Sander's works have always had to do with the relationship of the visible to the invisible and - as in her polished wall pieces - unfolded a great aesthetic power in this. When she now packs works that cannot be seen in varying numbers into boxes of different sizes, she plays precisely with this relationship. If one buys such a box, it is actually an attractive art market speculation object - for it may well be that the market value of the packed works clearly exceeds the purchase price, indeed may be many times the price. At the same time, the box can travel if necessary; smart buyers will not have removed the works and installed them - as a potential, they are much more practical to store, and certainly safer.
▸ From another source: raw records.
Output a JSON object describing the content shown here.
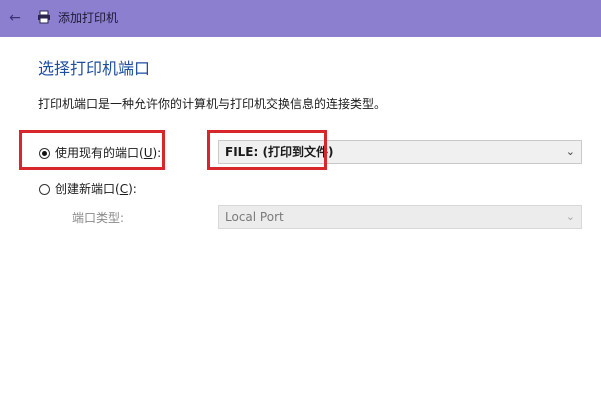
{
  "window": {
    "title": "添加打印机",
    "back_icon": "arrow-left-icon",
    "title_icon": "printer-icon",
    "titlebar_color": "#8c7fd0"
  },
  "page": {
    "heading": "选择打印机端口",
    "description": "打印机端口是一种允许你的计算机与打印机交换信息的连接类型。"
  },
  "existing_port": {
    "label": "使用现有的端口(U):",
    "label_prefix": "使用现有的端口(",
    "hotkey": "U",
    "label_suffix": "):",
    "selected": true,
    "dropdown_value": "FILE: (打印到文件)"
  },
  "new_port": {
    "label": "创建新端口(C):",
    "label_prefix": "创建新端口(",
    "hotkey": "C",
    "label_suffix": "):",
    "selected": false,
    "type_label": "端口类型:",
    "type_value": "Local Port"
  },
  "highlight_color": "#d8262b"
}
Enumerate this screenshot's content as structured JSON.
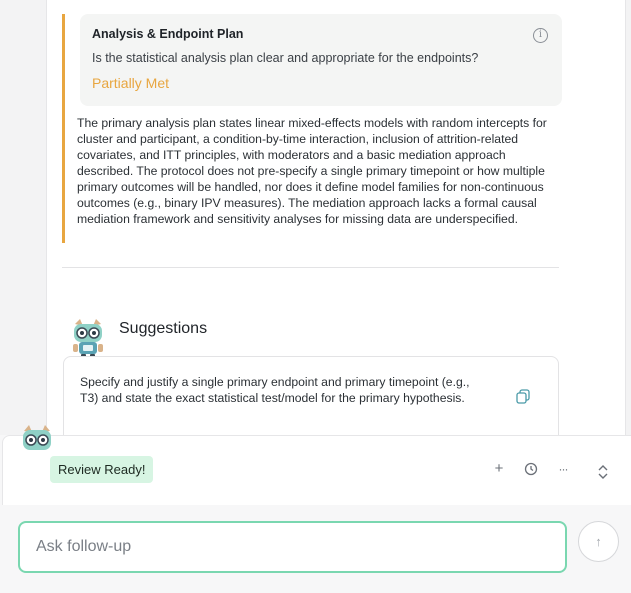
{
  "criterion": {
    "title": "Analysis & Endpoint Plan",
    "question": "Is the statistical analysis plan clear and appropriate for the endpoints?",
    "status": "Partially Met",
    "status_color": "#e8a640",
    "body": "The primary analysis plan states linear mixed-effects models with random intercepts for cluster and participant, a condition-by-time interaction, inclusion of attrition-related covariates, and ITT principles, with moderators and a basic mediation approach described. The protocol does not pre-specify a single primary timepoint or how multiple primary outcomes will be handled, nor does it define model families for non-continuous outcomes (e.g., binary IPV measures). The mediation approach lacks a formal causal mediation framework and sensitivity analyses for missing data are underspecified.",
    "info_icon": "info-icon"
  },
  "suggestions": {
    "title": "Suggestions",
    "items": [
      "Specify and justify a single primary endpoint and primary timepoint (e.g., T3) and state the exact statistical test/model for the primary hypothesis."
    ],
    "copy_icon": "copy-icon"
  },
  "review_bar": {
    "badge": "Review Ready!",
    "badge_color": "#d7f5e3",
    "tools": {
      "add": "+",
      "history": "clock-icon",
      "more": "···",
      "expand": "chevron-up-down-icon"
    }
  },
  "followup": {
    "placeholder": "Ask follow-up",
    "value": "",
    "border_color": "#7ad7b0",
    "send_icon": "arrow-up-icon"
  }
}
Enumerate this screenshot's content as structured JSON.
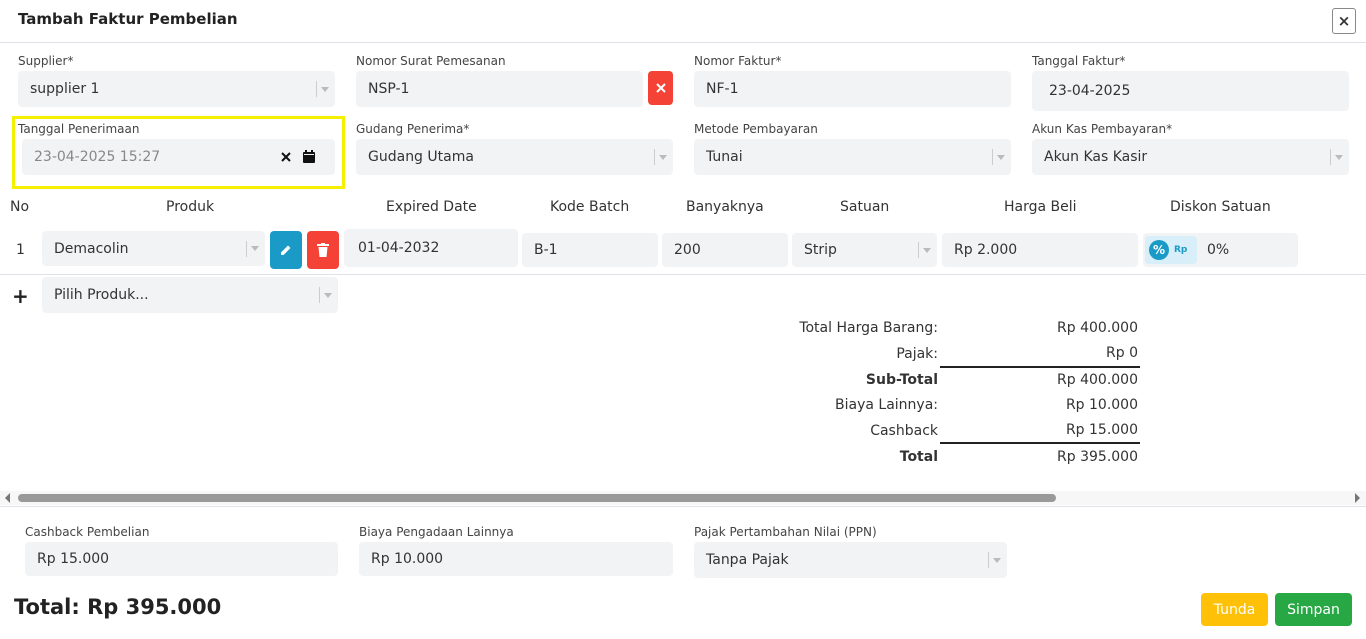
{
  "modal": {
    "title": "Tambah Faktur Pembelian",
    "close_symbol": "×"
  },
  "header_fields": {
    "supplier": {
      "label": "Supplier*",
      "value": "supplier 1"
    },
    "nomor_surat_pemesanan": {
      "label": "Nomor Surat Pemesanan",
      "value": "NSP-1"
    },
    "nomor_faktur": {
      "label": "Nomor Faktur*",
      "value": "NF-1"
    },
    "tanggal_faktur": {
      "label": "Tanggal Faktur*",
      "value": "23-04-2025"
    },
    "tanggal_penerimaan": {
      "label": "Tanggal Penerimaan",
      "value": "23-04-2025 15:27"
    },
    "gudang_penerima": {
      "label": "Gudang Penerima*",
      "value": "Gudang Utama"
    },
    "metode_pembayaran": {
      "label": "Metode Pembayaran",
      "value": "Tunai"
    },
    "akun_kas_pembayaran": {
      "label": "Akun Kas Pembayaran*",
      "value": "Akun Kas Kasir"
    }
  },
  "table": {
    "columns": [
      "No",
      "Produk",
      "Expired Date",
      "Kode Batch",
      "Banyaknya",
      "Satuan",
      "Harga Beli",
      "Diskon Satuan"
    ],
    "rows": [
      {
        "no": "1",
        "produk": "Demacolin",
        "expired_date": "01-04-2032",
        "kode_batch": "B-1",
        "banyaknya": "200",
        "satuan": "Strip",
        "harga_beli": "Rp 2.000",
        "diskon_satuan": "0%",
        "diskon_percent_symbol": "%",
        "diskon_rp_symbol": "Rp"
      }
    ],
    "add_row": {
      "plus": "+",
      "placeholder": "Pilih Produk..."
    }
  },
  "summary": {
    "total_harga_barang": {
      "label": "Total Harga Barang:",
      "value": "Rp 400.000"
    },
    "pajak": {
      "label": "Pajak:",
      "value": "Rp 0"
    },
    "sub_total": {
      "label": "Sub-Total",
      "value": "Rp 400.000"
    },
    "biaya_lainnya": {
      "label": "Biaya Lainnya:",
      "value": "Rp 10.000"
    },
    "cashback": {
      "label": "Cashback",
      "value": "Rp 15.000"
    },
    "total": {
      "label": "Total",
      "value": "Rp 395.000"
    }
  },
  "footer_fields": {
    "cashback_pembelian": {
      "label": "Cashback Pembelian",
      "value": "Rp 15.000"
    },
    "biaya_pengadaan_lainnya": {
      "label": "Biaya Pengadaan Lainnya",
      "value": "Rp 10.000"
    },
    "ppn": {
      "label": "Pajak Pertambahan Nilai (PPN)",
      "value": "Tanpa Pajak"
    }
  },
  "footer": {
    "total_text": "Total: Rp 395.000",
    "tunda_label": "Tunda",
    "simpan_label": "Simpan"
  },
  "colors": {
    "highlight": "#f5ef00",
    "danger": "#f44336",
    "info": "#1a9bc7",
    "warning": "#fec107",
    "success": "#28a745"
  }
}
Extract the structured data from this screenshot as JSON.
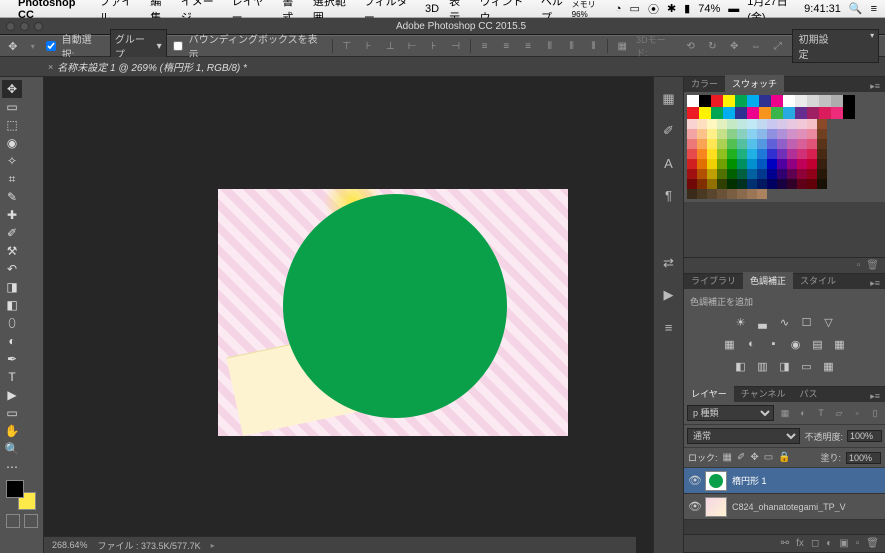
{
  "mac_menu": {
    "app": "Photoshop CC",
    "items": [
      "ファイル",
      "編集",
      "イメージ",
      "レイヤー",
      "書式",
      "選択範囲",
      "フィルター",
      "3D",
      "表示",
      "ウィンドウ",
      "ヘルプ"
    ],
    "mem_label": "メモリ 96%",
    "battery": "74%",
    "date": "1月27日(金)",
    "time": "9:41:31"
  },
  "window_title": "Adobe Photoshop CC 2015.5",
  "doc_tab": "名称未設定 1 @ 269% (楕円形 1, RGB/8) *",
  "options": {
    "move_icon": "✥",
    "auto_select_label": "自動選択:",
    "group_label": "グループ",
    "show_bbox_label": "バウンディングボックスを表示",
    "mode3d_label": "3Dモード:",
    "preset_label": "初期設定"
  },
  "status": {
    "zoom": "268.64%",
    "file_label": "ファイル : 373.5K/577.7K"
  },
  "panels": {
    "color_tab": "カラー",
    "swatches_tab": "スウォッチ",
    "library_tab": "ライブラリ",
    "adjustments_tab": "色調補正",
    "styles_tab": "スタイル",
    "layers_tab": "レイヤー",
    "channels_tab": "チャンネル",
    "paths_tab": "パス"
  },
  "adjustments": {
    "add_msg": "色調補正を追加"
  },
  "layers": {
    "filter_kind": "p 種類",
    "blend_mode": "通常",
    "opacity_label": "不透明度:",
    "opacity_value": "100%",
    "lock_label": "ロック:",
    "fill_label": "塗り:",
    "fill_value": "100%",
    "items": [
      {
        "name": "楕円形 1"
      },
      {
        "name": "C824_ohanatotegami_TP_V"
      }
    ]
  },
  "swatch_colors": {
    "row1": [
      "#ffffff",
      "#000000",
      "#ed1c24",
      "#fff200",
      "#00a651",
      "#00aeef",
      "#2e3192",
      "#ec008c",
      "#ffffff",
      "#ebebeb",
      "#d7d7d7",
      "#c2c2c2",
      "#adadad",
      "#000000"
    ],
    "row2": [
      "#ed1c24",
      "#fff200",
      "#00a651",
      "#00aeef",
      "#2e3192",
      "#ec008c",
      "#f7941d",
      "#39b54a",
      "#27aae1",
      "#662d91",
      "#9e1f63",
      "#da1c5c",
      "#ee2a7b",
      "#000000"
    ],
    "grid": [
      [
        "#f9d2d2",
        "#fde0c0",
        "#fff7c0",
        "#e2f0c0",
        "#c5e8c5",
        "#c0e8e0",
        "#c0e8f5",
        "#c0d8f0",
        "#c8c8f0",
        "#d8c8e8",
        "#e8c8e0",
        "#f0c8d8",
        "#f5c0c8",
        "#8a4a2a"
      ],
      [
        "#f3a5a5",
        "#fbc28a",
        "#ffef8a",
        "#c6e08a",
        "#8ad08a",
        "#8ad0c0",
        "#8ad0f0",
        "#8ab8e8",
        "#9090e0",
        "#b090d8",
        "#d090c8",
        "#e090b8",
        "#ea8aa0",
        "#704020"
      ],
      [
        "#ec7878",
        "#f9a454",
        "#ffe754",
        "#aad054",
        "#54c054",
        "#54c0a0",
        "#54c0ea",
        "#5498e0",
        "#6060d8",
        "#9060c8",
        "#c060b0",
        "#d86098",
        "#e05478",
        "#5a3418"
      ],
      [
        "#e54b4b",
        "#f78620",
        "#ffdf20",
        "#8ec020",
        "#20b020",
        "#20b080",
        "#20b0e4",
        "#2078d8",
        "#3030d0",
        "#7030b8",
        "#b03098",
        "#d03078",
        "#d62050",
        "#482a14"
      ],
      [
        "#d02020",
        "#e07000",
        "#f0d000",
        "#70a000",
        "#009000",
        "#009060",
        "#0090d0",
        "#0058c0",
        "#0000c0",
        "#5000a0",
        "#900080",
        "#c00058",
        "#c00030",
        "#382010"
      ],
      [
        "#a01010",
        "#b05000",
        "#c0a000",
        "#507000",
        "#006000",
        "#006040",
        "#0060a0",
        "#003890",
        "#000090",
        "#300070",
        "#600050",
        "#900038",
        "#900018",
        "#281808"
      ],
      [
        "#700808",
        "#803000",
        "#907000",
        "#304000",
        "#003000",
        "#003020",
        "#003070",
        "#001860",
        "#000060",
        "#180040",
        "#300028",
        "#600018",
        "#600008",
        "#181004"
      ]
    ],
    "row_last": [
      "#3a2a1a",
      "#4a3a24",
      "#5a462e",
      "#6a5238",
      "#7a5e42",
      "#8a6a4c",
      "#9a7656",
      "#aa8260"
    ]
  }
}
Moreover, the core characteristic of the autonomous artwork, not revealing what its secret is, remains preserved if the box is never opened. The collection in question is what it could be. Just as in the famous quantum-theoretical thought experiment with the cat locked in a box together with a radioactive particle with an unknown decay time, it is impossible to say whether it is dead or alive until you open the box. The point of Erwin Schrödinger's reasoning, however, is not that one does not know whether the cat is dead or alive, but that, epistemologically speaking, it is only dead or alive when one opens the box. Before that, Schrödinger says, its existence is "smeared" in a state beyond ascertainable facts.
Thus the work that one of Sander's boxes contains also only comes into being at the moment of opening. As long as the box remains closed, it is completely undecidable what it contains, indeed whether it contains anything that would be defined as art at all. Perhaps it is nothing. Or something completely different. Or yet - art?
But don't worry too much about it. Just buy one of these boxes, it simply can't be wrong. If only because the entire installation of these formally very precise and beautiful standard transport containers in the Esther Schipper Gallery, consisting of a number of 22 boxes, would be an extremely impressive spatial work if none of these boxes contained even the slightest thing.
But since this is not the case and an unlimited amount of potentiality of multi-layered individual works by Sander slumbers inside the boxes, this exhibition is at the same time a wonderfully light and simple reflection on the question of the relationship between form and content, which has shaped the entire history of art since the first people made pictures.
What you see is therefore not at all exhausted here in what you get. This work by Sander is, in sum, so perfect that one has to ask oneself whether anything can come after it. But that is, after all, the best question one can come up with after an exhibition.